En écoutant la Parole de Dieu, nous découvrons ce que Dieu dit aux hommes pour conduire leur vie. Cette parole est lumière pour leur route. La première lecture nous rappelle ce qui s’est passé pour le peuple d’Israël : sous la conduite de Moïse, Dieu les a sortis de l’esclavage d’Égypte. En donnant sa loi à son peuple, Dieu lui offrait « un passeport pour la liberté ». En effet, seuls les peuples libres ont une loi. Les autres sont soumis à l’arbitraire et à la violence. Cela nous le voyons tous les jours. Le livre du Deutéronome, que nous avons écouté, a été écrit bien longtemps après l’Exode. Son auteur vient rappeler que la loi donnée au Sinaï est une loi à pratiquer et à vivre. Elle est la fierté d’Israël face aux nations païennes. Cette loi se résume en deux grands volets : l’amour de Dieu et l’amour de nos frères. La seule attitude d’un croyant c’est de mettre toute notre confiance en ce Dieu et de construire notre vie sur lui. Nous sommes renvoyés au grand commandement de l’amour. C’est là que nous trouvons le seul vrai bonheur. Il s’agit d’éviter tout ce qui peut faire du tort aux autres. Dieu aime son peuple d’un amour passionné. Notre réponse doit devenir de plus en plus à la hauteur de la sienne. Il est essentiel pour tous d’écouter ces deux commandements et de les mettre en pratique. C’est important pour nous aussi. Nous vivons dans un monde affronté à la violence, l’indifférence, le mépris et toutes sortes de malheurs. Notre mission c’est d’y vivre autrement et d’y porter l’amour. Dans sa lettre, saint Jacques s’adresse à des nouveaux baptisés. Il les invite précisément à vivre autrement. Au jour de leur baptême, ils ont accueilli la vie nouvelle. C’est comme une lumière au milieu des ténèbres de l’humanité. Au centre de cette vie, il y a Jésus Christ. Il est la Parole donnée pour que le monde ait la vie. Cette parole est semée en chacun de nous. Il nous revient de l’accueillir humblement ; elle est capable de nous sauver
Dans l’évangile, nous voyons Jésus face aux pharisiens. Ces derniers sont les gardiens de la loi de Moïse et des traditions. Aujourd’hui, les pharisiens constatent de nombreuses infractions commises par les disciples. Il s’agit de manquements aux traditions des anciens. Mais Jésus leur reproche de laisser de côté les commandements de Dieu pour s’attacher aux traditions des hommes. Aujourd’hui, il voudrait nous dire que le plus important n’est pas de se laver les mains mais de se laver le cœur.
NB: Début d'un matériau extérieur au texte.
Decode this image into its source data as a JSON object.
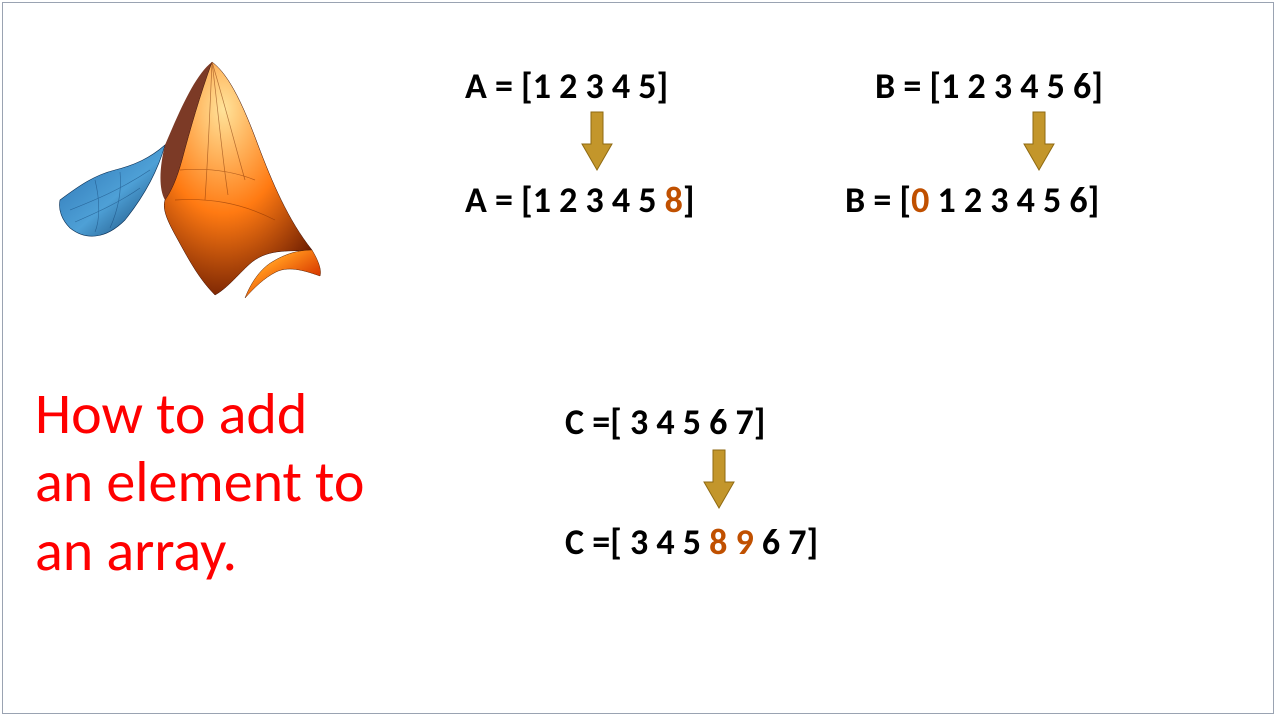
{
  "title": {
    "line1": "How to add",
    "line2": "an element to",
    "line3": "an array."
  },
  "A": {
    "before_prefix": "A = [1 2 3 4 5]",
    "after_prefix": "A = [1 2 3 4 5 ",
    "after_highlight": "8",
    "after_suffix": "]"
  },
  "B": {
    "before_prefix": "B = [1 2 3 4 5 6]",
    "after_prefix": "B = [",
    "after_highlight": "0",
    "after_mid": " 1 2 3 4 5 6]"
  },
  "C": {
    "before_prefix": "C =[ 3 4 5 6 7]",
    "after_prefix": "C =[ 3 4 5 ",
    "after_highlight": "8 9",
    "after_suffix": " 6 7]"
  },
  "colors": {
    "highlight": "#c05000",
    "arrow_fill": "#c3962b",
    "arrow_stroke": "#8f6a12",
    "title": "#ff0000"
  }
}
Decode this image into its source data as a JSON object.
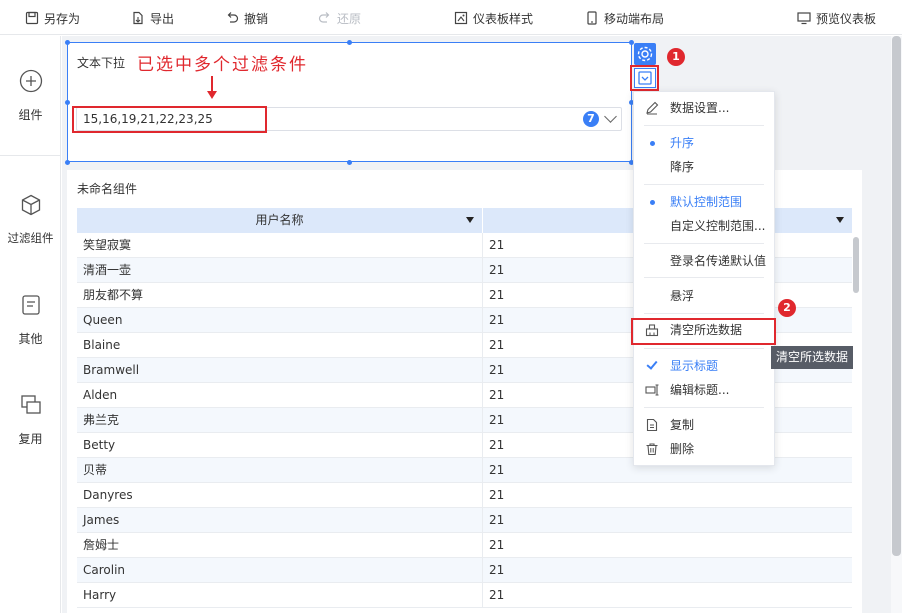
{
  "toolbar": {
    "save_as": "另存为",
    "export": "导出",
    "undo": "撤销",
    "redo": "还原",
    "dashboard_style": "仪表板样式",
    "mobile_layout": "移动端布局",
    "preview": "预览仪表板"
  },
  "sidebar": {
    "components": "组件",
    "filter_components": "过滤组件",
    "other": "其他",
    "reuse": "复用"
  },
  "filter_widget": {
    "title": "文本下拉",
    "annotation": "已选中多个过滤条件",
    "selected_value": "15,16,19,21,22,23,25",
    "selected_count": "7"
  },
  "callouts": {
    "one": "1",
    "two": "2"
  },
  "table_widget": {
    "title": "未命名组件",
    "columns": [
      "用户名称",
      ""
    ],
    "rows": [
      [
        "笑望寂寞",
        "21"
      ],
      [
        "清酒一壶",
        "21"
      ],
      [
        "朋友都不算",
        "21"
      ],
      [
        "Queen",
        "21"
      ],
      [
        "Blaine",
        "21"
      ],
      [
        "Bramwell",
        "21"
      ],
      [
        "Alden",
        "21"
      ],
      [
        "弗兰克",
        "21"
      ],
      [
        "Betty",
        "21"
      ],
      [
        "贝蒂",
        "21"
      ],
      [
        "Danyres",
        "21"
      ],
      [
        "James",
        "21"
      ],
      [
        "詹姆士",
        "21"
      ],
      [
        "Carolin",
        "21"
      ],
      [
        "Harry",
        "21"
      ]
    ]
  },
  "context_menu": {
    "data_settings": "数据设置...",
    "ascending": "升序",
    "descending": "降序",
    "default_control_range": "默认控制范围",
    "custom_control_range": "自定义控制范围...",
    "login_name_default": "登录名传递默认值",
    "float": "悬浮",
    "clear_selected": "清空所选数据",
    "show_title": "显示标题",
    "edit_title": "编辑标题...",
    "copy": "复制",
    "delete": "删除"
  },
  "tooltip": "清空所选数据",
  "colors": {
    "accent": "#3a7ff6",
    "annotation_red": "#e0282e",
    "header_bg": "#dce8fa"
  }
}
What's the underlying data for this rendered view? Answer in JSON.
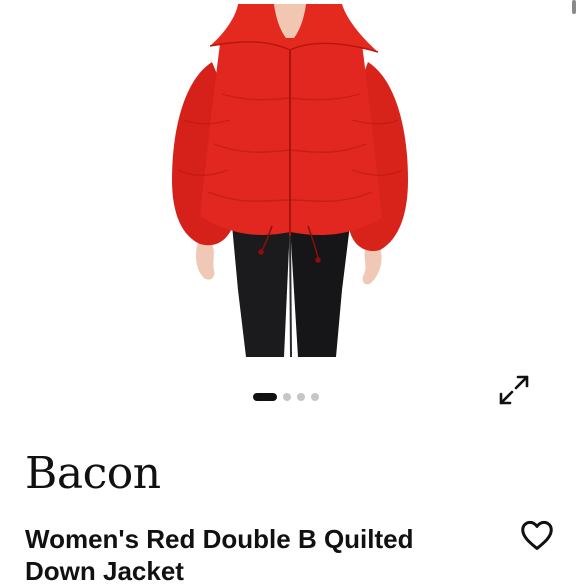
{
  "product": {
    "brand": "Bacon",
    "title": "Women's Red Double B Quilted Down Jacket"
  },
  "carousel": {
    "total_images": 4,
    "active_index": 0
  },
  "icons": {
    "expand": "expand-arrows-icon",
    "like": "heart-outline-icon"
  },
  "colors": {
    "jacket": "#e1271f",
    "text": "#111111",
    "dot_active": "#111111",
    "dot_inactive": "#c6c6c6"
  }
}
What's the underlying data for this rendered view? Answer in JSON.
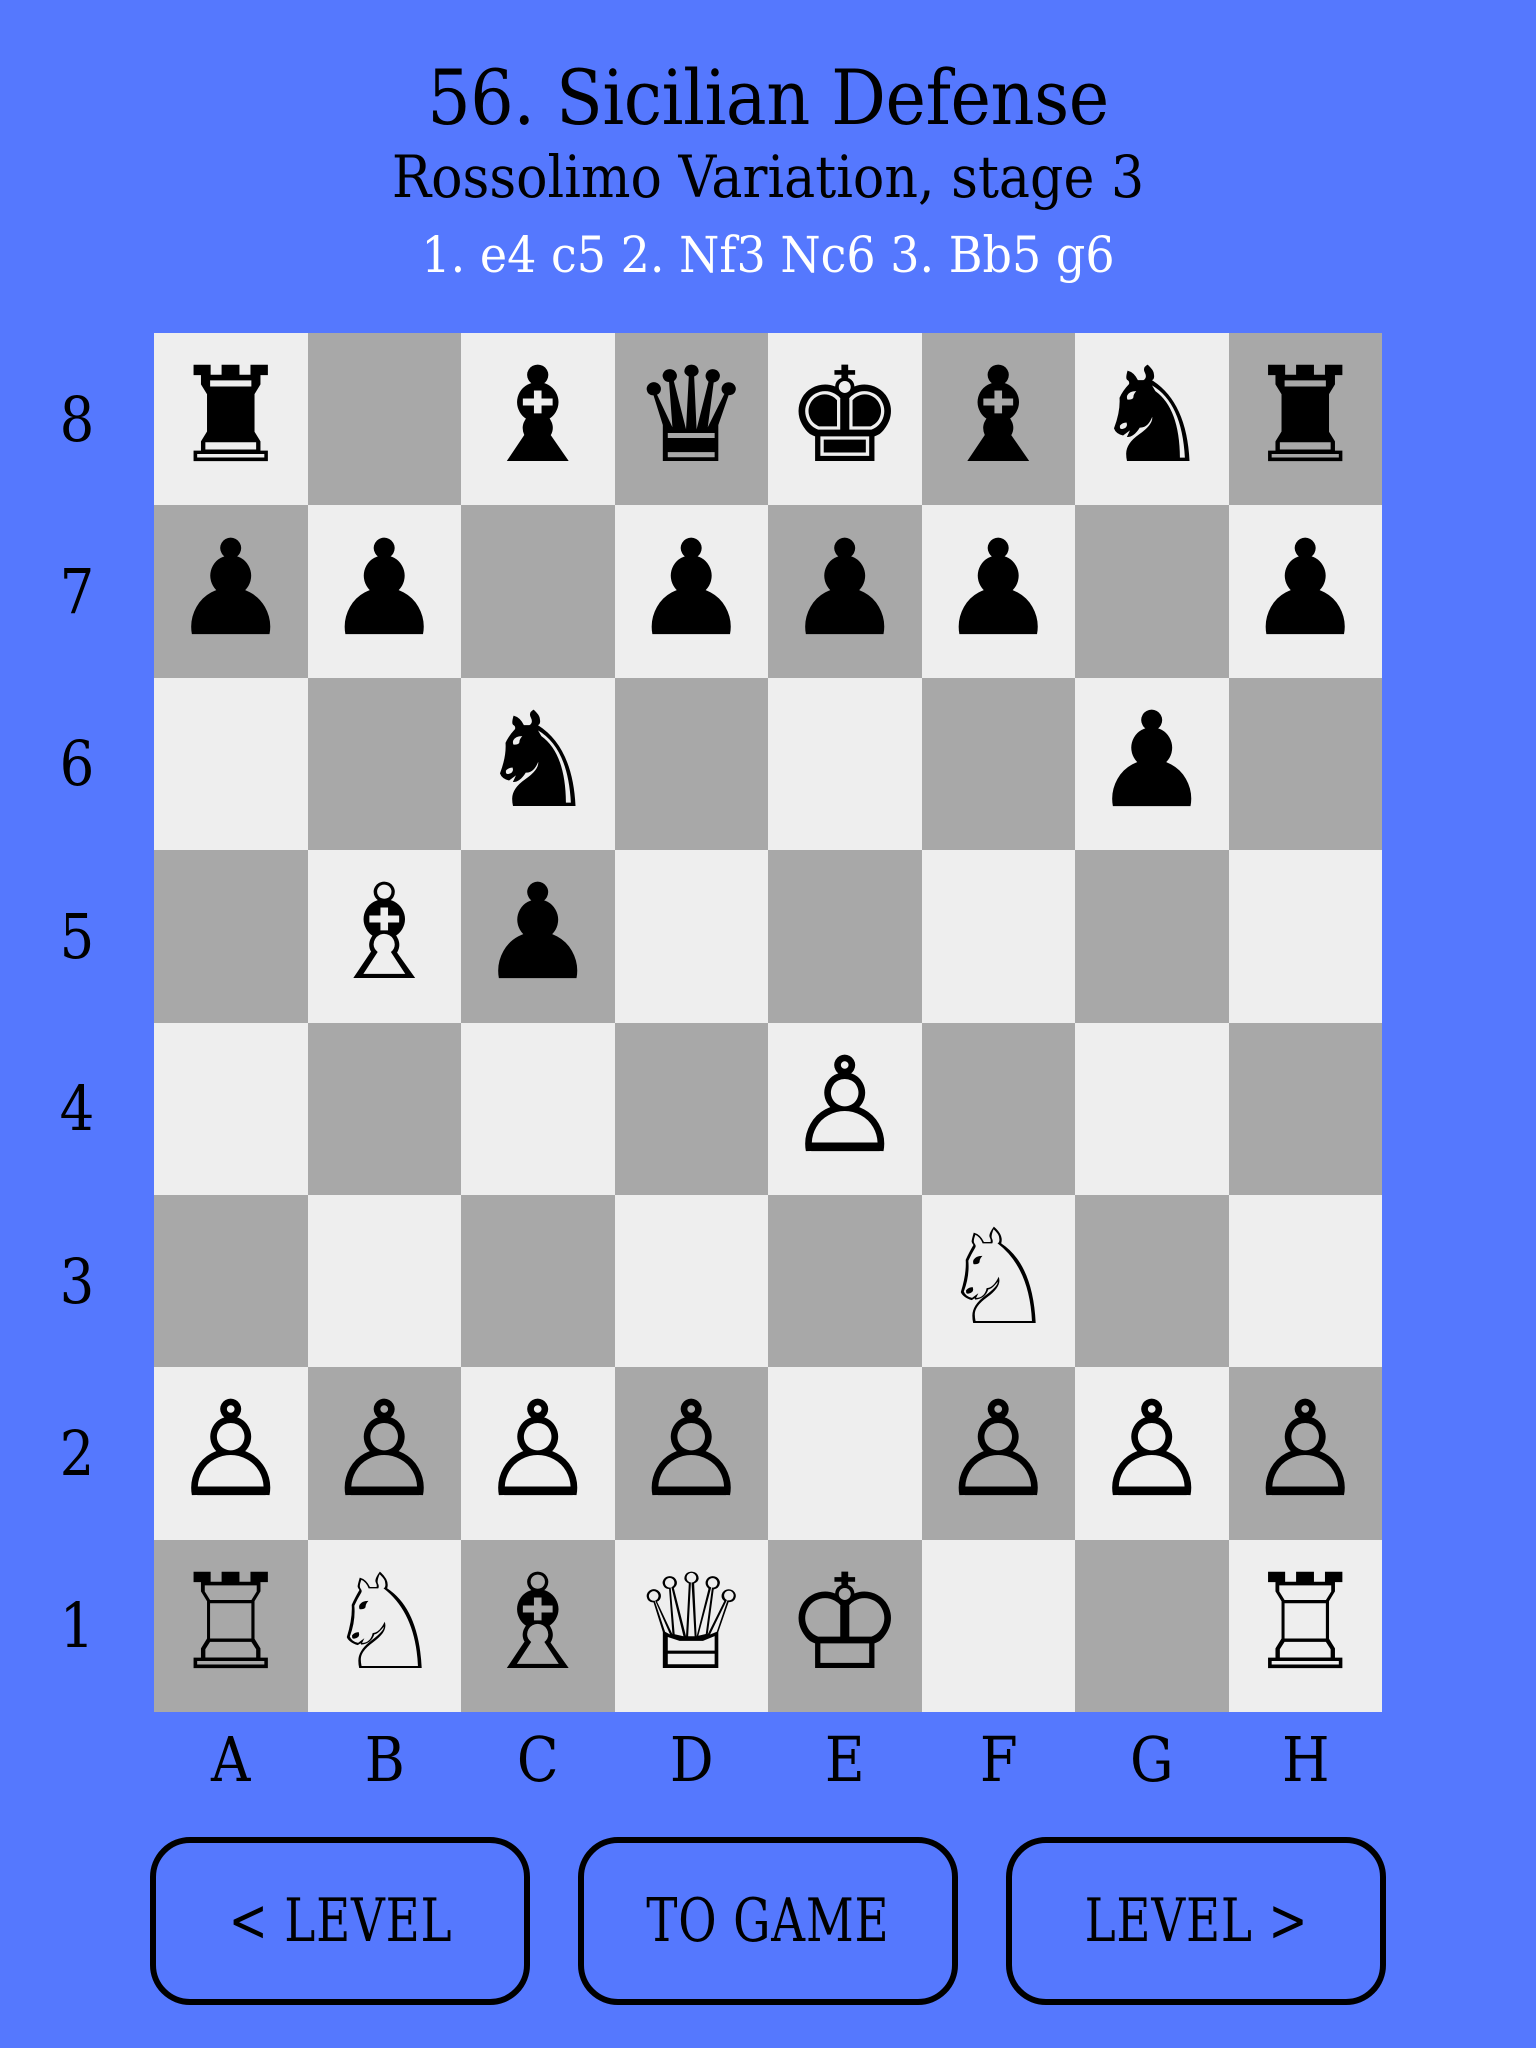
{
  "app": {
    "background_color": "#5578fe",
    "text_color": "#000000",
    "move_text_color": "#ffffff"
  },
  "header": {
    "title": "56. Sicilian Defense",
    "subtitle": "Rossolimo Variation, stage 3",
    "moves": "1. e4 c5 2. Nf3 Nc6 3. Bb5 g6"
  },
  "board": {
    "light_square_color": "#eeeeee",
    "dark_square_color": "#a8a8a8",
    "orientation": "white",
    "rank_labels": [
      "8",
      "7",
      "6",
      "5",
      "4",
      "3",
      "2",
      "1"
    ],
    "file_labels": [
      "A",
      "B",
      "C",
      "D",
      "E",
      "F",
      "G",
      "H"
    ],
    "fen": "r1bqkbnr/pp1ppp1p/2n3p1/1Bp5/4P3/5N2/PPPP1PPP/RNBQK2R",
    "squares": [
      [
        {
          "square": "a8",
          "shade": "light",
          "piece": "black-rook",
          "glyph": "♜"
        },
        {
          "square": "b8",
          "shade": "dark",
          "piece": null,
          "glyph": ""
        },
        {
          "square": "c8",
          "shade": "light",
          "piece": "black-bishop",
          "glyph": "♝"
        },
        {
          "square": "d8",
          "shade": "dark",
          "piece": "black-queen",
          "glyph": "♛"
        },
        {
          "square": "e8",
          "shade": "light",
          "piece": "black-king",
          "glyph": "♚"
        },
        {
          "square": "f8",
          "shade": "dark",
          "piece": "black-bishop",
          "glyph": "♝"
        },
        {
          "square": "g8",
          "shade": "light",
          "piece": "black-knight",
          "glyph": "♞"
        },
        {
          "square": "h8",
          "shade": "dark",
          "piece": "black-rook",
          "glyph": "♜"
        }
      ],
      [
        {
          "square": "a7",
          "shade": "dark",
          "piece": "black-pawn",
          "glyph": "♟"
        },
        {
          "square": "b7",
          "shade": "light",
          "piece": "black-pawn",
          "glyph": "♟"
        },
        {
          "square": "c7",
          "shade": "dark",
          "piece": null,
          "glyph": ""
        },
        {
          "square": "d7",
          "shade": "light",
          "piece": "black-pawn",
          "glyph": "♟"
        },
        {
          "square": "e7",
          "shade": "dark",
          "piece": "black-pawn",
          "glyph": "♟"
        },
        {
          "square": "f7",
          "shade": "light",
          "piece": "black-pawn",
          "glyph": "♟"
        },
        {
          "square": "g7",
          "shade": "dark",
          "piece": null,
          "glyph": ""
        },
        {
          "square": "h7",
          "shade": "light",
          "piece": "black-pawn",
          "glyph": "♟"
        }
      ],
      [
        {
          "square": "a6",
          "shade": "light",
          "piece": null,
          "glyph": ""
        },
        {
          "square": "b6",
          "shade": "dark",
          "piece": null,
          "glyph": ""
        },
        {
          "square": "c6",
          "shade": "light",
          "piece": "black-knight",
          "glyph": "♞"
        },
        {
          "square": "d6",
          "shade": "dark",
          "piece": null,
          "glyph": ""
        },
        {
          "square": "e6",
          "shade": "light",
          "piece": null,
          "glyph": ""
        },
        {
          "square": "f6",
          "shade": "dark",
          "piece": null,
          "glyph": ""
        },
        {
          "square": "g6",
          "shade": "light",
          "piece": "black-pawn",
          "glyph": "♟"
        },
        {
          "square": "h6",
          "shade": "dark",
          "piece": null,
          "glyph": ""
        }
      ],
      [
        {
          "square": "a5",
          "shade": "dark",
          "piece": null,
          "glyph": ""
        },
        {
          "square": "b5",
          "shade": "light",
          "piece": "white-bishop",
          "glyph": "♗"
        },
        {
          "square": "c5",
          "shade": "dark",
          "piece": "black-pawn",
          "glyph": "♟"
        },
        {
          "square": "d5",
          "shade": "light",
          "piece": null,
          "glyph": ""
        },
        {
          "square": "e5",
          "shade": "dark",
          "piece": null,
          "glyph": ""
        },
        {
          "square": "f5",
          "shade": "light",
          "piece": null,
          "glyph": ""
        },
        {
          "square": "g5",
          "shade": "dark",
          "piece": null,
          "glyph": ""
        },
        {
          "square": "h5",
          "shade": "light",
          "piece": null,
          "glyph": ""
        }
      ],
      [
        {
          "square": "a4",
          "shade": "light",
          "piece": null,
          "glyph": ""
        },
        {
          "square": "b4",
          "shade": "dark",
          "piece": null,
          "glyph": ""
        },
        {
          "square": "c4",
          "shade": "light",
          "piece": null,
          "glyph": ""
        },
        {
          "square": "d4",
          "shade": "dark",
          "piece": null,
          "glyph": ""
        },
        {
          "square": "e4",
          "shade": "light",
          "piece": "white-pawn",
          "glyph": "♙"
        },
        {
          "square": "f4",
          "shade": "dark",
          "piece": null,
          "glyph": ""
        },
        {
          "square": "g4",
          "shade": "light",
          "piece": null,
          "glyph": ""
        },
        {
          "square": "h4",
          "shade": "dark",
          "piece": null,
          "glyph": ""
        }
      ],
      [
        {
          "square": "a3",
          "shade": "dark",
          "piece": null,
          "glyph": ""
        },
        {
          "square": "b3",
          "shade": "light",
          "piece": null,
          "glyph": ""
        },
        {
          "square": "c3",
          "shade": "dark",
          "piece": null,
          "glyph": ""
        },
        {
          "square": "d3",
          "shade": "light",
          "piece": null,
          "glyph": ""
        },
        {
          "square": "e3",
          "shade": "dark",
          "piece": null,
          "glyph": ""
        },
        {
          "square": "f3",
          "shade": "light",
          "piece": "white-knight",
          "glyph": "♘"
        },
        {
          "square": "g3",
          "shade": "dark",
          "piece": null,
          "glyph": ""
        },
        {
          "square": "h3",
          "shade": "light",
          "piece": null,
          "glyph": ""
        }
      ],
      [
        {
          "square": "a2",
          "shade": "light",
          "piece": "white-pawn",
          "glyph": "♙"
        },
        {
          "square": "b2",
          "shade": "dark",
          "piece": "white-pawn",
          "glyph": "♙"
        },
        {
          "square": "c2",
          "shade": "light",
          "piece": "white-pawn",
          "glyph": "♙"
        },
        {
          "square": "d2",
          "shade": "dark",
          "piece": "white-pawn",
          "glyph": "♙"
        },
        {
          "square": "e2",
          "shade": "light",
          "piece": null,
          "glyph": ""
        },
        {
          "square": "f2",
          "shade": "dark",
          "piece": "white-pawn",
          "glyph": "♙"
        },
        {
          "square": "g2",
          "shade": "light",
          "piece": "white-pawn",
          "glyph": "♙"
        },
        {
          "square": "h2",
          "shade": "dark",
          "piece": "white-pawn",
          "glyph": "♙"
        }
      ],
      [
        {
          "square": "a1",
          "shade": "dark",
          "piece": "white-rook",
          "glyph": "♖"
        },
        {
          "square": "b1",
          "shade": "light",
          "piece": "white-knight",
          "glyph": "♘"
        },
        {
          "square": "c1",
          "shade": "dark",
          "piece": "white-bishop",
          "glyph": "♗"
        },
        {
          "square": "d1",
          "shade": "light",
          "piece": "white-queen",
          "glyph": "♕"
        },
        {
          "square": "e1",
          "shade": "dark",
          "piece": "white-king",
          "glyph": "♔"
        },
        {
          "square": "f1",
          "shade": "light",
          "piece": null,
          "glyph": ""
        },
        {
          "square": "g1",
          "shade": "dark",
          "piece": null,
          "glyph": ""
        },
        {
          "square": "h1",
          "shade": "light",
          "piece": "white-rook",
          "glyph": "♖"
        }
      ]
    ]
  },
  "buttons": [
    {
      "id": "prev-level",
      "label": "< LEVEL"
    },
    {
      "id": "to-game",
      "label": "TO GAME"
    },
    {
      "id": "next-level",
      "label": "LEVEL >"
    }
  ]
}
Jésus nous invite à faire la vérité dans tous nos actes religieux, nos pratiques religieuses, notre prière et tout ce qui est important pour nous. Cet évangile nous invite à faire notre examen de conscience : il y a des paroles qui sonnent creux. Elles ne correspondent pas à des sentiments vrais. Nous ne pouvons atteindre Dieu qu’avec le cœur. Dans notre vie de relation de Dieu avec nous et de nous avec Dieu, tout se joue au niveau du cœur. Vivre en chrétien, c’est vivre intensément cette alliance d’amour entre Dieu et nous. Il n’y a que cela qui compte. On comprend alors que Jésus soit déconcerté par les critiques des pharisiens qui lui reprochent de ne pas respecter les traditions religieuses. Si l’évangile nous rapporte cet événement, En critiquant et en dénonçant, nous ne faisons qu’ajouter un peu plus d’amertume à ce monde.


Notre bataille contre le mal doit commencer par le cœur. C’est dans le cœur que nous devons planter les bonnes herbes de la solidarité, de l’amitié, de la patience, de l’humilité, de la piété, de la miséricorde et du pardon. Le chemin vers cette plantation, c’est l’Évangile qui nous le trace. Il nous apprend à mettre tous les jours un peu plus d’amour dans notre vie.